Red Flags for Illicit Transactions
According to FinCEN, the Iranian regime uses various tactics to generate illicit revenues and finance its activities, including:
- Front companies
- Fraudulent documents
- Exchange houses
- Seemingly legitimate businesses
The advisory provides red flag indicators related to specific malign activities and typologies, urging financial institutions to exercise due diligence when dealing with transactions involving exchange houses that may have exposure to the Iranian regime.
Identification of Illicit Activity
FinCEN Director Kenneth A. Blanco emphasizes the importance of Suspicious Activity Reports (SARs) in identifying money laundering and other financial schemes associated with the Iranian regime. The advisory focuses on the current risks associated with transactions involving the Iranian regime, providing concrete red flags and typologies to help institutions identify potentially illicit Iran-linked activity.
Illicit Means Used by the Iranian Regime
The advisory details how the Iranian regime has abused the international financial system through illicit means, including:
- Using senior officials of the Central Bank of Iran (CBI) to procure hard currency and conduct transactions for the benefit of the Islamic Revolutionary Guard Corps-Qods Force (IRGC-QF) and its terrorist proxy group, Lebanese Hizballah.
- Possible evasive practices involving Iranian shipping companies.
- Abuses of virtual currency and precious metals to evade sanctions and gain access to the international financial system.
Due Diligence Required
Financial institutions are advised to exercise appropriate due diligence when dealing with transactions involving exchange houses that may have exposure to the Iranian regime and/or designated Iranian persons.
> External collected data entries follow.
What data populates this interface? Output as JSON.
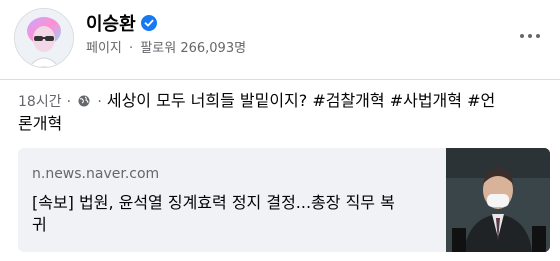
{
  "profile": {
    "name": "이승환",
    "meta_type": "페이지",
    "meta_separator": "·",
    "followers_label": "팔로워",
    "followers_count": "266,093명"
  },
  "post": {
    "time": "18시간",
    "dot": "·",
    "text_line1": "세상이 모두 너희들 발밑이지? #검찰개혁 #사법개혁 #언",
    "text_line2": "론개혁"
  },
  "link": {
    "domain": "n.news.naver.com",
    "title_line1": "[속보] 법원, 윤석열 징계효력 정지 결정...총장 직무 복",
    "title_line2": "귀"
  },
  "icons": {
    "verified": "verified-badge-icon",
    "globe": "globe-icon",
    "more": "more-options-icon"
  },
  "colors": {
    "verified_blue": "#1877f2",
    "secondary_text": "#65676b",
    "card_bg": "#f0f2f5"
  }
}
The advisory warns of possible evasive practices and provides red flags to help institutions identify deceptive activity potentially linked to the Iranian regime, including:
- Routing transactions to personal accounts rather than central bank or government-own accounts.
- Wire transfers or deposits that do not contain any information on the source of funds.
Expectations from FinCEN
Following the re-imposition of sanctions lifted under the Joint Comprehensive Plan of Action (JCPOA), FinCEN expects that Iranian financial institutions will increase their efforts to evade U.S. sanctions to fund malign activities and secure hard currency for the Government of Iran.
International Cooperation
The advisory is intended to help foreign financial institutions better understand the obligations of their U.S. correspondents, avoid exposure to U.S. sanctions, and address AML/CTF risks that Iranian activity poses to the international financial system. Financial institutions are urged to provide all pertinent available information in Suspicious Activity Reports (SARs) and reference this advisory by including the key term “Iran FIN-2018-A006” in the SAR narrative and in appropriate SAR fields.